Written By: Hallie R. Goins
Mortgage servicers are often involved in frivolous lawsuits which include a long laundry list of alleged wrongs, including alleged violations of the Fair Debt Collections Practices Act (“FDCPA”). Although we are nearly always successful in defeating these claims, the defense is often very costly. On February 26, 2013, the U.S. Supreme Court gave mortgage servicers and debt collectors a welcomed tool to better fight these frivolous claims. In a 7 to 2 decision, the Supreme Court held that the successful defense of an alleged fair debt claim entitles the defendant debt collector to the recovery of costs (including witness fees, witness travel expenses, deposition transcript fees and other court and litigation costs) from the unsuccessful plaintiff, even if the case was not brought in bad faith.
After Olivea Marx defaulted on her student loan obligations and her lender tried to collect, Marx sued claiming she was harassed and threatened by the collection company. The District Court found that Marx had failed to prove a violation of the FDCPA, but made no finding that Marx had acted in bad faith for the purpose of harassment in pursuing the Fair Debt claim. Normally, without such a bad faith finding, a debt collector could not recover any fees or costs for the defense of the Fair Debt action because the FDCPA provides for such recovery only as follows:
[o]n a finding by the court that an action under this section was brought in bad faith and for the purpose of harassment, the court may award to the defendant attorney’s fees reasonable in relation to the work expended and costs. (15 U.S.C. § 1692k(a)(3)).
Nonetheless, the District Court awarded over $4,500 in costs to the debt collection company, basing its action not on § 1692k(a)(3)) but rather, and quite distinctly, under Federal Rule of Civil Procedure §54(d)(1) (“FRCP”) which permits a district court to award costs to the prevailing party, unless there is a statue that “provides otherwise.”
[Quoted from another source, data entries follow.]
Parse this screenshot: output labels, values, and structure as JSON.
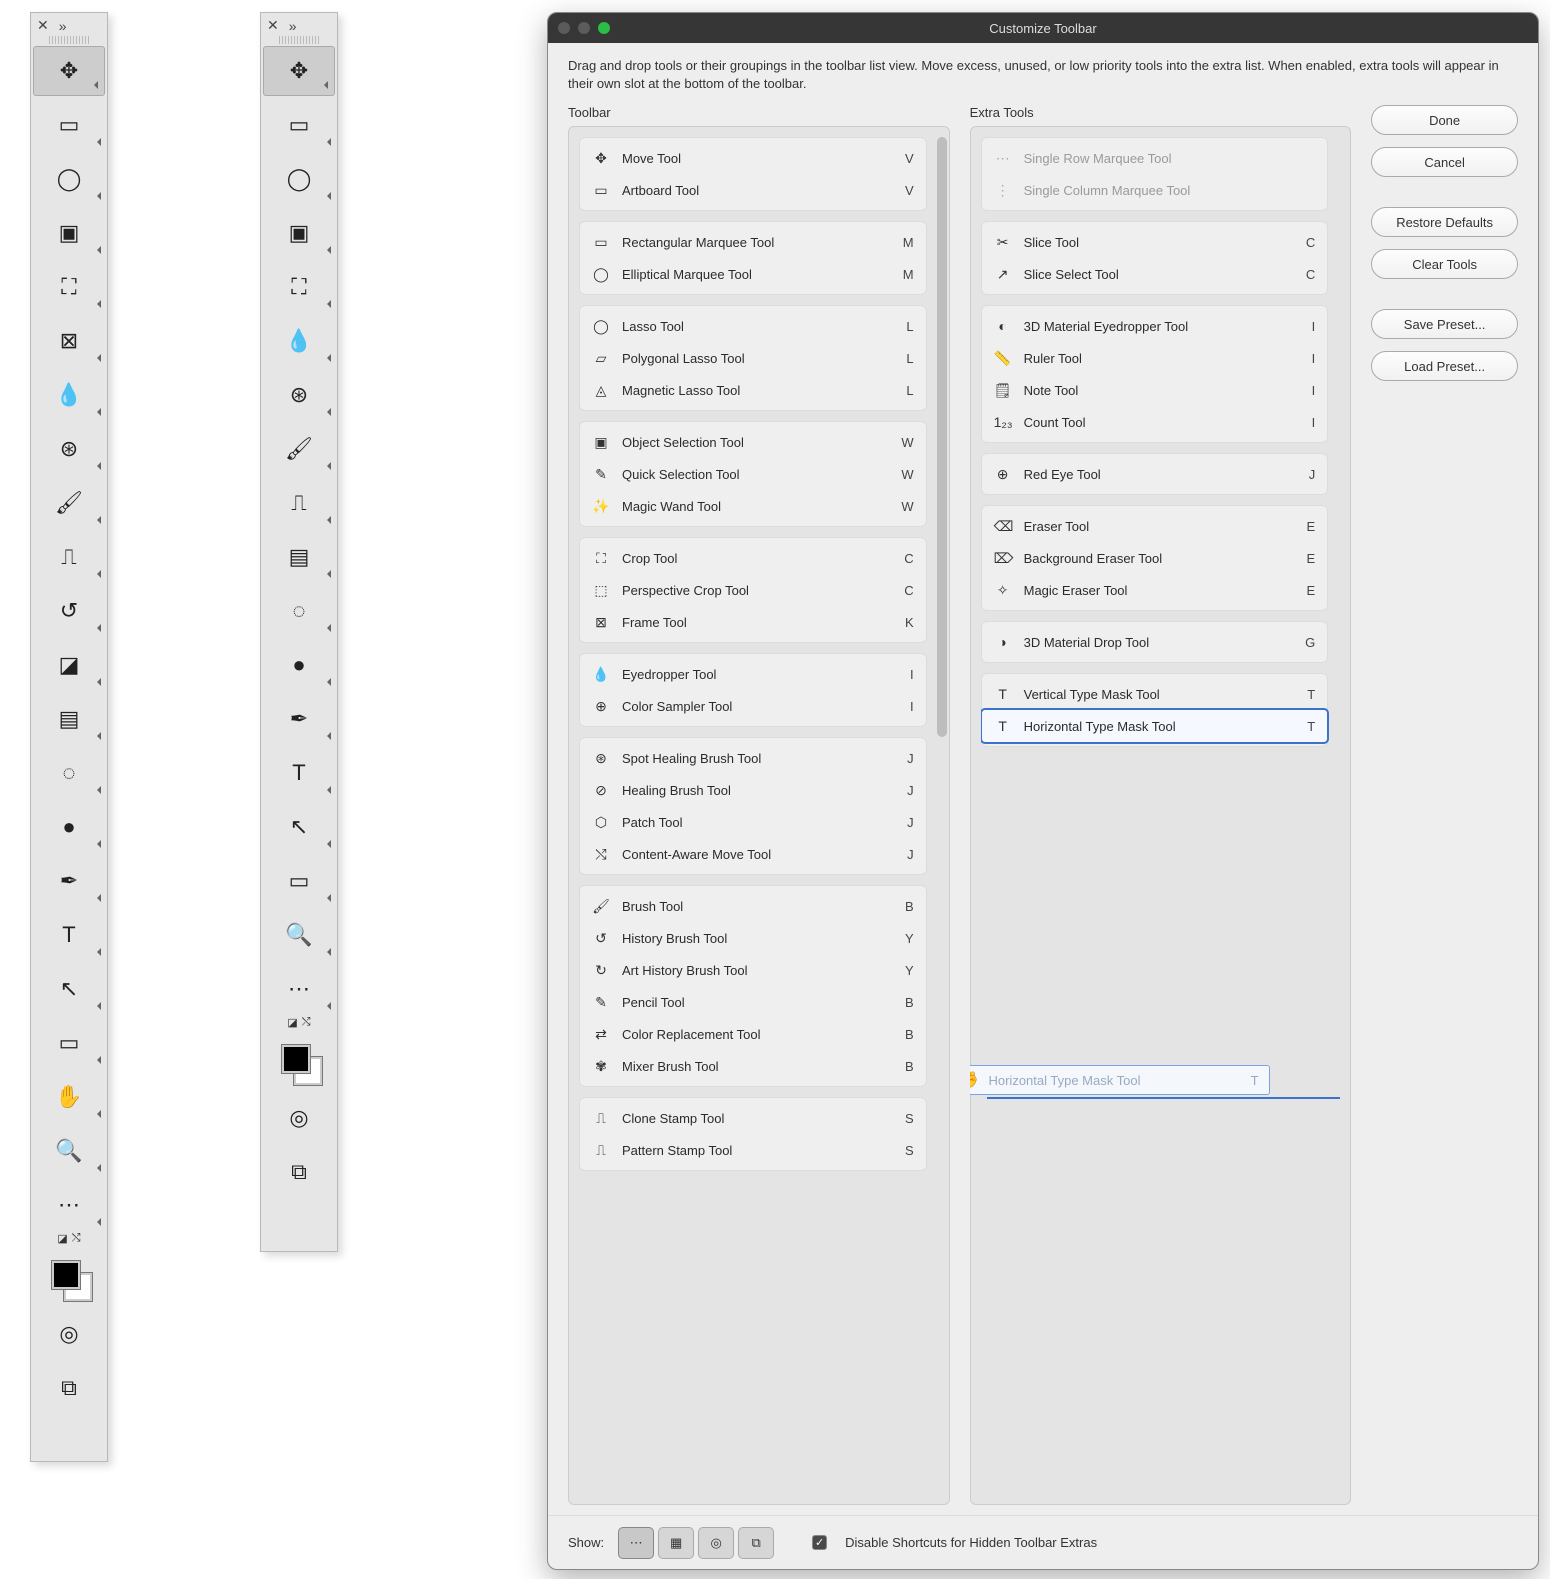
{
  "dialog": {
    "title": "Customize Toolbar",
    "description": "Drag and drop tools or their groupings in the toolbar list view. Move excess, unused, or low priority tools into the extra list. When enabled, extra tools will appear in their own slot at the bottom of the toolbar.",
    "toolbar_header": "Toolbar",
    "extra_header": "Extra Tools",
    "buttons": {
      "done": "Done",
      "cancel": "Cancel",
      "restore": "Restore Defaults",
      "clear": "Clear Tools",
      "save": "Save Preset...",
      "load": "Load Preset..."
    },
    "bottom": {
      "show_label": "Show:",
      "disable_label": "Disable Shortcuts for Hidden Toolbar Extras",
      "segs": [
        "⋯",
        "▦",
        "◎",
        "⧉"
      ]
    },
    "toolbar_groups": [
      [
        {
          "name": "Move Tool",
          "key": "V",
          "icon": "✥"
        },
        {
          "name": "Artboard Tool",
          "key": "V",
          "icon": "▭"
        }
      ],
      [
        {
          "name": "Rectangular Marquee Tool",
          "key": "M",
          "icon": "▭"
        },
        {
          "name": "Elliptical Marquee Tool",
          "key": "M",
          "icon": "◯"
        }
      ],
      [
        {
          "name": "Lasso Tool",
          "key": "L",
          "icon": "◯"
        },
        {
          "name": "Polygonal Lasso Tool",
          "key": "L",
          "icon": "▱"
        },
        {
          "name": "Magnetic Lasso Tool",
          "key": "L",
          "icon": "◬"
        }
      ],
      [
        {
          "name": "Object Selection Tool",
          "key": "W",
          "icon": "▣"
        },
        {
          "name": "Quick Selection Tool",
          "key": "W",
          "icon": "✎"
        },
        {
          "name": "Magic Wand Tool",
          "key": "W",
          "icon": "✨"
        }
      ],
      [
        {
          "name": "Crop Tool",
          "key": "C",
          "icon": "⛶"
        },
        {
          "name": "Perspective Crop Tool",
          "key": "C",
          "icon": "⬚"
        },
        {
          "name": "Frame Tool",
          "key": "K",
          "icon": "⊠"
        }
      ],
      [
        {
          "name": "Eyedropper Tool",
          "key": "I",
          "icon": "💧"
        },
        {
          "name": "Color Sampler Tool",
          "key": "I",
          "icon": "⊕"
        }
      ],
      [
        {
          "name": "Spot Healing Brush Tool",
          "key": "J",
          "icon": "⊛"
        },
        {
          "name": "Healing Brush Tool",
          "key": "J",
          "icon": "⊘"
        },
        {
          "name": "Patch Tool",
          "key": "J",
          "icon": "⬡"
        },
        {
          "name": "Content-Aware Move Tool",
          "key": "J",
          "icon": "⤭"
        }
      ],
      [
        {
          "name": "Brush Tool",
          "key": "B",
          "icon": "🖌"
        },
        {
          "name": "History Brush Tool",
          "key": "Y",
          "icon": "↺"
        },
        {
          "name": "Art History Brush Tool",
          "key": "Y",
          "icon": "↻"
        },
        {
          "name": "Pencil Tool",
          "key": "B",
          "icon": "✎"
        },
        {
          "name": "Color Replacement Tool",
          "key": "B",
          "icon": "⇄"
        },
        {
          "name": "Mixer Brush Tool",
          "key": "B",
          "icon": "✾"
        }
      ],
      [
        {
          "name": "Clone Stamp Tool",
          "key": "S",
          "icon": "⎍"
        },
        {
          "name": "Pattern Stamp Tool",
          "key": "S",
          "icon": "⎍"
        }
      ]
    ],
    "drag_ghost": {
      "name": "Horizontal Type Mask Tool",
      "key": "T",
      "icon": "T"
    },
    "extra_groups": [
      [
        {
          "name": "Single Row Marquee Tool",
          "key": "",
          "icon": "⋯",
          "disabled": true
        },
        {
          "name": "Single Column Marquee Tool",
          "key": "",
          "icon": "⋮",
          "disabled": true
        }
      ],
      [
        {
          "name": "Slice Tool",
          "key": "C",
          "icon": "✂"
        },
        {
          "name": "Slice Select Tool",
          "key": "C",
          "icon": "↗"
        }
      ],
      [
        {
          "name": "3D Material Eyedropper Tool",
          "key": "I",
          "icon": "◐"
        },
        {
          "name": "Ruler Tool",
          "key": "I",
          "icon": "📏"
        },
        {
          "name": "Note Tool",
          "key": "I",
          "icon": "🗒"
        },
        {
          "name": "Count Tool",
          "key": "I",
          "icon": "1₂₃"
        }
      ],
      [
        {
          "name": "Red Eye Tool",
          "key": "J",
          "icon": "⊕"
        }
      ],
      [
        {
          "name": "Eraser Tool",
          "key": "E",
          "icon": "⌫"
        },
        {
          "name": "Background Eraser Tool",
          "key": "E",
          "icon": "⌦"
        },
        {
          "name": "Magic Eraser Tool",
          "key": "E",
          "icon": "✧"
        }
      ],
      [
        {
          "name": "3D Material Drop Tool",
          "key": "G",
          "icon": "◑"
        }
      ],
      [
        {
          "name": "Vertical Type Mask Tool",
          "key": "T",
          "icon": "T"
        },
        {
          "name": "Horizontal Type Mask Tool",
          "key": "T",
          "icon": "T",
          "selected": true
        }
      ]
    ]
  },
  "palettes": {
    "left": [
      "move",
      "marquee",
      "lasso",
      "quick-select",
      "crop",
      "frame",
      "eyedropper",
      "heal",
      "brush",
      "stamp",
      "history",
      "eraser",
      "gradient",
      "blur",
      "dodge",
      "pen",
      "type",
      "path",
      "rectangle",
      "hand",
      "zoom",
      "more"
    ],
    "right": [
      "move",
      "marquee",
      "lasso",
      "quick-select",
      "crop",
      "eyedropper",
      "heal",
      "brush",
      "stamp",
      "gradient",
      "blur",
      "dodge",
      "pen",
      "type",
      "path",
      "rectangle",
      "zoom",
      "more"
    ],
    "icons": {
      "move": "✥",
      "marquee": "▭",
      "lasso": "◯",
      "quick-select": "▣",
      "crop": "⛶",
      "frame": "⊠",
      "eyedropper": "💧",
      "heal": "⊛",
      "brush": "🖌",
      "stamp": "⎍",
      "history": "↺",
      "eraser": "◪",
      "gradient": "▤",
      "blur": "◌",
      "dodge": "●",
      "pen": "✒",
      "type": "T",
      "path": "↖",
      "rectangle": "▭",
      "hand": "✋",
      "zoom": "🔍",
      "more": "⋯"
    }
  }
}
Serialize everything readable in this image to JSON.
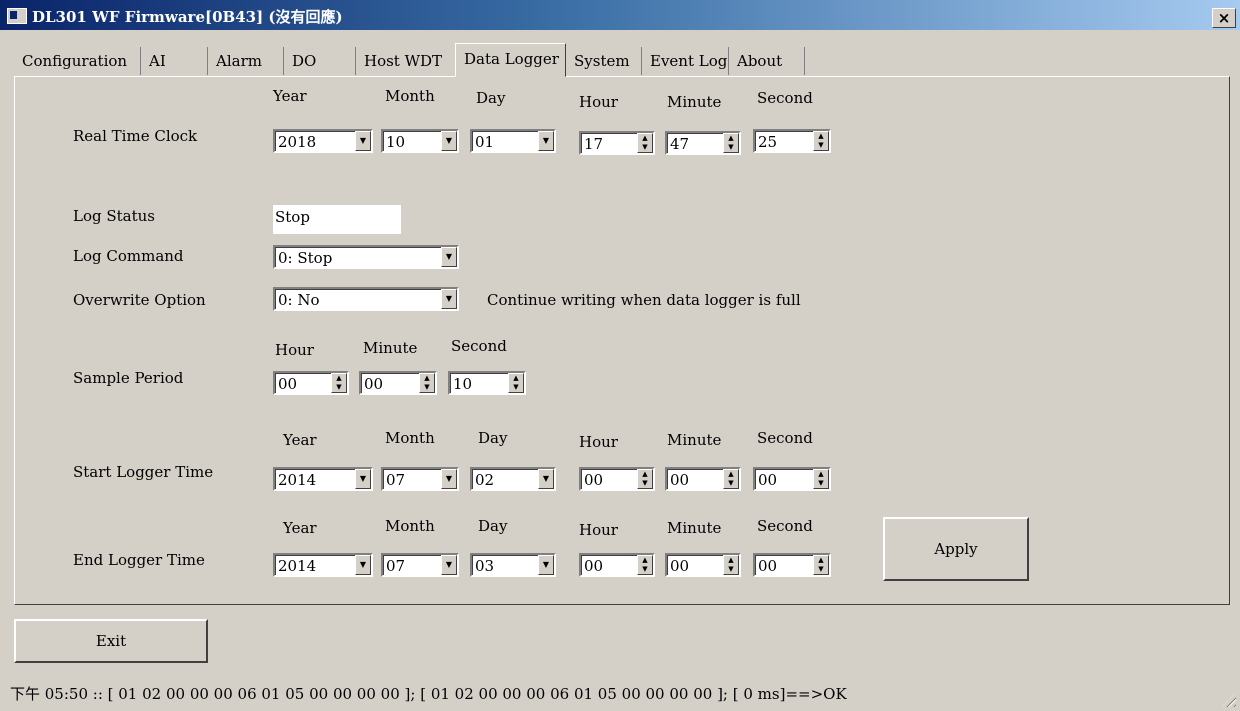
{
  "window": {
    "title": "DL301 WF Firmware[0B43] (沒有回應)",
    "close_glyph": "×"
  },
  "tabs": [
    {
      "label": "Configuration"
    },
    {
      "label": "AI"
    },
    {
      "label": "Alarm"
    },
    {
      "label": "DO"
    },
    {
      "label": "Host WDT"
    },
    {
      "label": "Data Logger"
    },
    {
      "label": "System"
    },
    {
      "label": "Event Log"
    },
    {
      "label": "About"
    }
  ],
  "headers": {
    "year": "Year",
    "month": "Month",
    "day": "Day",
    "hour": "Hour",
    "minute": "Minute",
    "second": "Second"
  },
  "rtc": {
    "label": "Real Time Clock",
    "year": "2018",
    "month": "10",
    "day": "01",
    "hour": "17",
    "minute": "47",
    "second": "25"
  },
  "log_status": {
    "label": "Log Status",
    "value": "Stop"
  },
  "log_command": {
    "label": "Log Command",
    "value": "0: Stop"
  },
  "overwrite": {
    "label": "Overwrite Option",
    "value": "0: No",
    "hint": "Continue writing when data logger is full"
  },
  "sample": {
    "label": "Sample Period",
    "hour": "00",
    "minute": "00",
    "second": "10"
  },
  "start": {
    "label": "Start Logger Time",
    "year": "2014",
    "month": "07",
    "day": "02",
    "hour": "00",
    "minute": "00",
    "second": "00"
  },
  "end": {
    "label": "End Logger Time",
    "year": "2014",
    "month": "07",
    "day": "03",
    "hour": "00",
    "minute": "00",
    "second": "00"
  },
  "apply_label": "Apply",
  "exit_label": "Exit",
  "status_text": "下午 05:50 :: [ 01 02 00 00 00 06 01 05 00 00 00 00  ]; [ 01 02 00 00 00 06 01 05 00 00 00 00  ]; [ 0 ms]==>OK",
  "icons": {
    "combo": "▼",
    "spin_up": "▲",
    "spin_down": "▼"
  }
}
The central question before the Supreme Court was whether the language in § 1692k(a)(3) “provides otherwise” and thus precludes recovery under FRCP §54(d)(1). The Supreme Court, tasked with interpreting the interplay between the two statutes, disagreed with Marx, and ruled that the FDCPA “does not displace the background rule that a court has discretion to award costs.” (Marx v. General Revenue Corporation, No. 11–1175 at pp. 4-16). The Court stated that the FRCP inherently includes a presumption that the prevailing party is entitled to be awarded costs unless a statute explicitly states otherwise. Here, the FDCPA simply lists another situation in which costs may be awarded to the prevailing party, and the statute in no way explicitly contradicts the FRCP, nor “provides otherwise.”
Essentially, the Court’s decision creates a downside risk to pursuing frivolous FDCPA claims that previously did not exist. Under prior law, there was little risk in bringing a frivolous Fair Debt claim because even if the servicer was successful in its defense, it was the rare case where bad faith could be proven, and thus the rare case where attorney’s fees or costs could be recovered by the servicer. By affirming the Tenth Circuit’s decision, debtors are now aware that if they lose the Fair Debt action, the servicer can recover the costs of the suit without the need to prove bad faith.